Source: Investor's Business Daily, August 19th, 2009. Page A-1.
After the Nasdaq surged 59% in just 24 weeks, a correction is not shocking.
Indeed, a consolidation may be healthy for the market. Remember, the best stocks often build new bases during weak markets.
For some perspective, let's look at the bull markets that followed bear raids in modern history that cost the averages at least 50% — situations that were similar to today's.
There were four such rallies: The Dow Jones Industrials from July 8, 1932, to July 21, 1933; the Dow again from April 1 to Nov. 11, 1933; The S&P 500 from Oct. 4, 1974, to July 18, 1975; and the Nasdaq from Oct. 11, 2002, to Jan. 30, 2004.

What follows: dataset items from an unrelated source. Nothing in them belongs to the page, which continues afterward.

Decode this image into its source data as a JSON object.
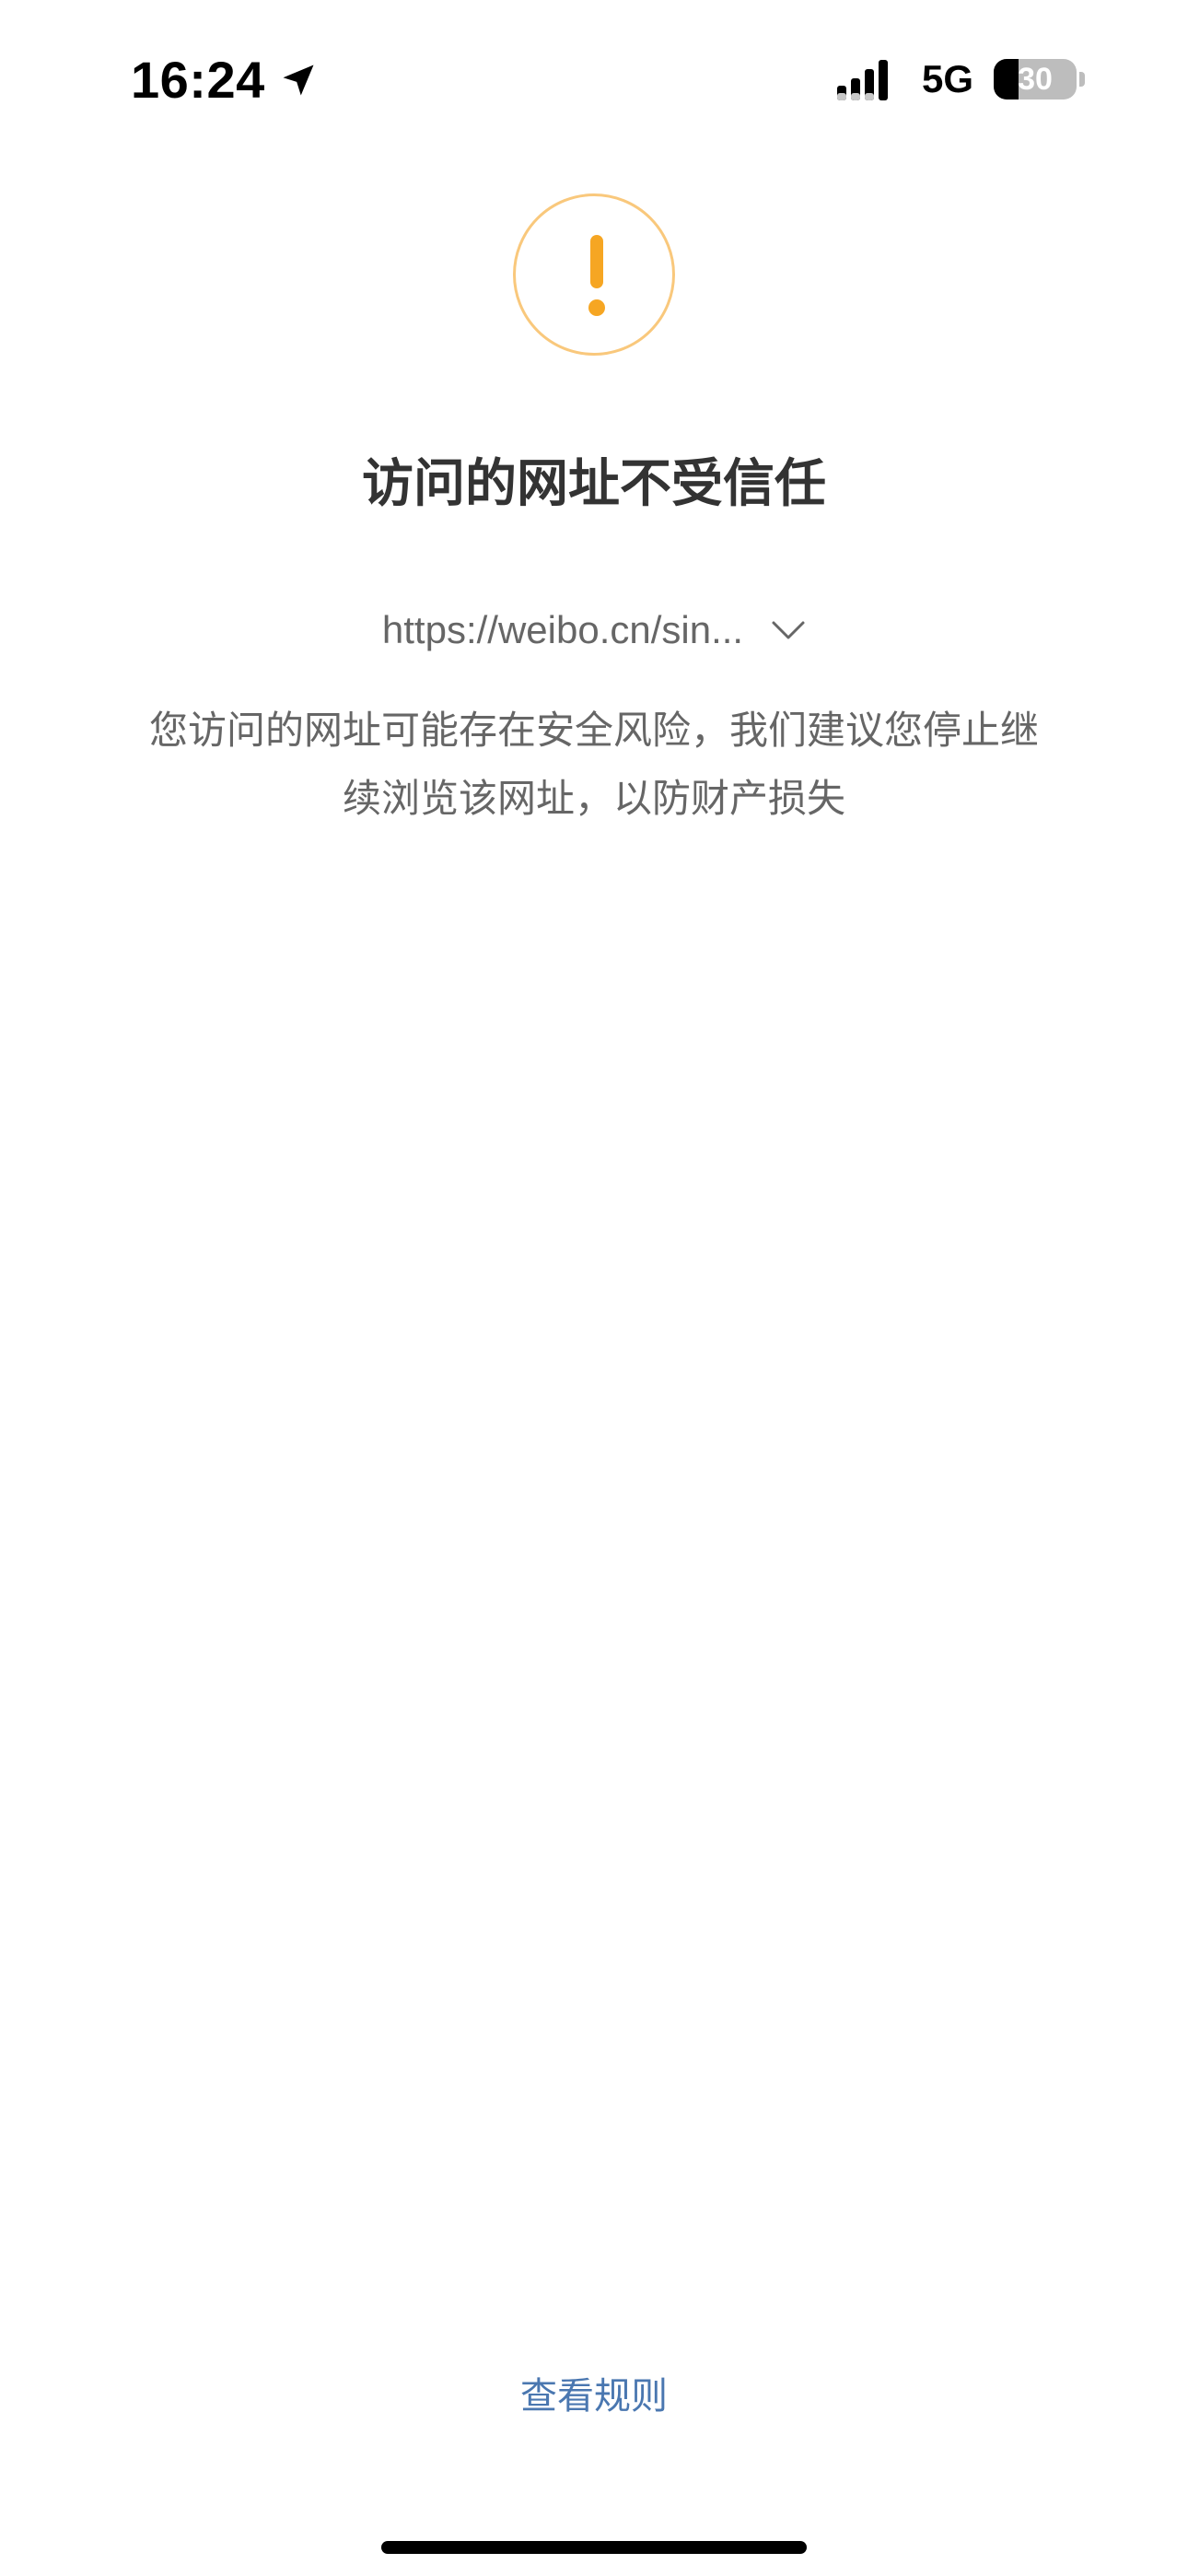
{
  "status_bar": {
    "time": "16:24",
    "network": "5G",
    "battery_level": "30",
    "battery_fraction": 0.3
  },
  "warning": {
    "icon": "exclamation-icon",
    "accent_color": "#f6a623"
  },
  "title": "访问的网址不受信任",
  "url": "https://weibo.cn/sin...",
  "description": "您访问的网址可能存在安全风险，我们建议您停止继续浏览该网址，以防财产损失",
  "rules_link": "查看规则",
  "colors": {
    "title": "#333333",
    "body_text": "#666666",
    "link": "#4a77b0"
  }
}
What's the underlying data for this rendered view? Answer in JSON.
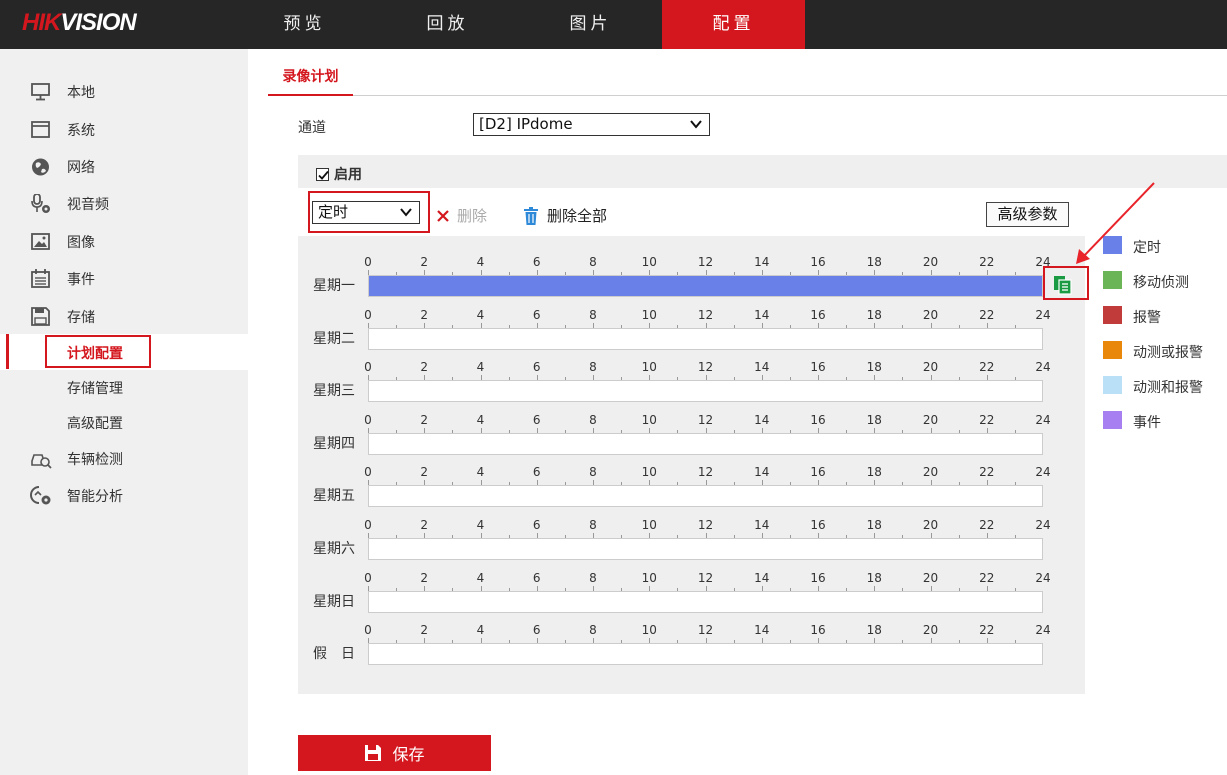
{
  "brand": {
    "part1": "HIK",
    "part2": "VISION",
    "accent": "#d4171e"
  },
  "topnav": [
    {
      "label": "预览",
      "active": false
    },
    {
      "label": "回放",
      "active": false
    },
    {
      "label": "图片",
      "active": false
    },
    {
      "label": "配置",
      "active": true
    }
  ],
  "sidebar": {
    "items": [
      {
        "label": "本地",
        "icon": "monitor-icon"
      },
      {
        "label": "系统",
        "icon": "window-icon"
      },
      {
        "label": "网络",
        "icon": "globe-icon"
      },
      {
        "label": "视音频",
        "icon": "microphone-camera-icon"
      },
      {
        "label": "图像",
        "icon": "image-icon"
      },
      {
        "label": "事件",
        "icon": "calendar-icon"
      },
      {
        "label": "存储",
        "icon": "floppy-disk-icon"
      }
    ],
    "sub_items": [
      {
        "label": "计划配置",
        "current": true
      },
      {
        "label": "存储管理",
        "current": false
      },
      {
        "label": "高级配置",
        "current": false
      }
    ],
    "items_after": [
      {
        "label": "车辆检测",
        "icon": "vehicle-search-icon"
      },
      {
        "label": "智能分析",
        "icon": "smart-analysis-icon"
      }
    ]
  },
  "tab": {
    "label": "录像计划"
  },
  "channel": {
    "label": "通道",
    "value": "[D2] IPdome"
  },
  "enable": {
    "label": "启用",
    "checked": true
  },
  "toolbar": {
    "type_value": "定时",
    "delete_label": "删除",
    "delete_all_label": "删除全部",
    "advanced_label": "高级参数"
  },
  "schedule": {
    "ticks": [
      "0",
      "2",
      "4",
      "6",
      "8",
      "10",
      "12",
      "14",
      "16",
      "18",
      "20",
      "22",
      "24"
    ],
    "days": [
      {
        "name": "星期一",
        "segments": [
          {
            "start": 0,
            "end": 24,
            "type": "定时"
          }
        ]
      },
      {
        "name": "星期二",
        "segments": []
      },
      {
        "name": "星期三",
        "segments": []
      },
      {
        "name": "星期四",
        "segments": []
      },
      {
        "name": "星期五",
        "segments": []
      },
      {
        "name": "星期六",
        "segments": []
      },
      {
        "name": "星期日",
        "segments": []
      },
      {
        "name": "假　日",
        "segments": []
      }
    ]
  },
  "legend": [
    {
      "label": "定时",
      "color": "#6a80e9"
    },
    {
      "label": "移动侦测",
      "color": "#6cb557"
    },
    {
      "label": "报警",
      "color": "#c23b3b"
    },
    {
      "label": "动测或报警",
      "color": "#e8870a"
    },
    {
      "label": "动测和报警",
      "color": "#b9e0f7"
    },
    {
      "label": "事件",
      "color": "#a77ff0"
    }
  ],
  "save": {
    "label": "保存"
  }
}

Each of these bull periods sat through just one or two moderate corrections until the next major downturn.
The worst was the 1932-33 Dow's 39% retreat, but the others ran just in the midteens. These corrections lasted four to 15 weeks, except for a 25-week fall for the 1932-33 Dow.
When stocks do return to an uptrend, how much more can we expect? Let's gauge where these other bulls stood after 24 weeks, which is where the current correction began.
The 1932-33 Dow had already climbed 49%. It would ultimately rise 173%. So, after 24 weeks, that uptrend was at 28% of its course. The 1938 Dow had traversed 60% of its eventual run in the first 24 weeks of its run.
The 1973-74 S&P 500 found itself 64% along the way, and the 2002-04 Nasdaq just 26%.
So, if history is any gauge, the bull run has more room to go. After 24 weeks, the prior four post-meltdown bull markets had notched, on average, just 44.5% of their eventual gains.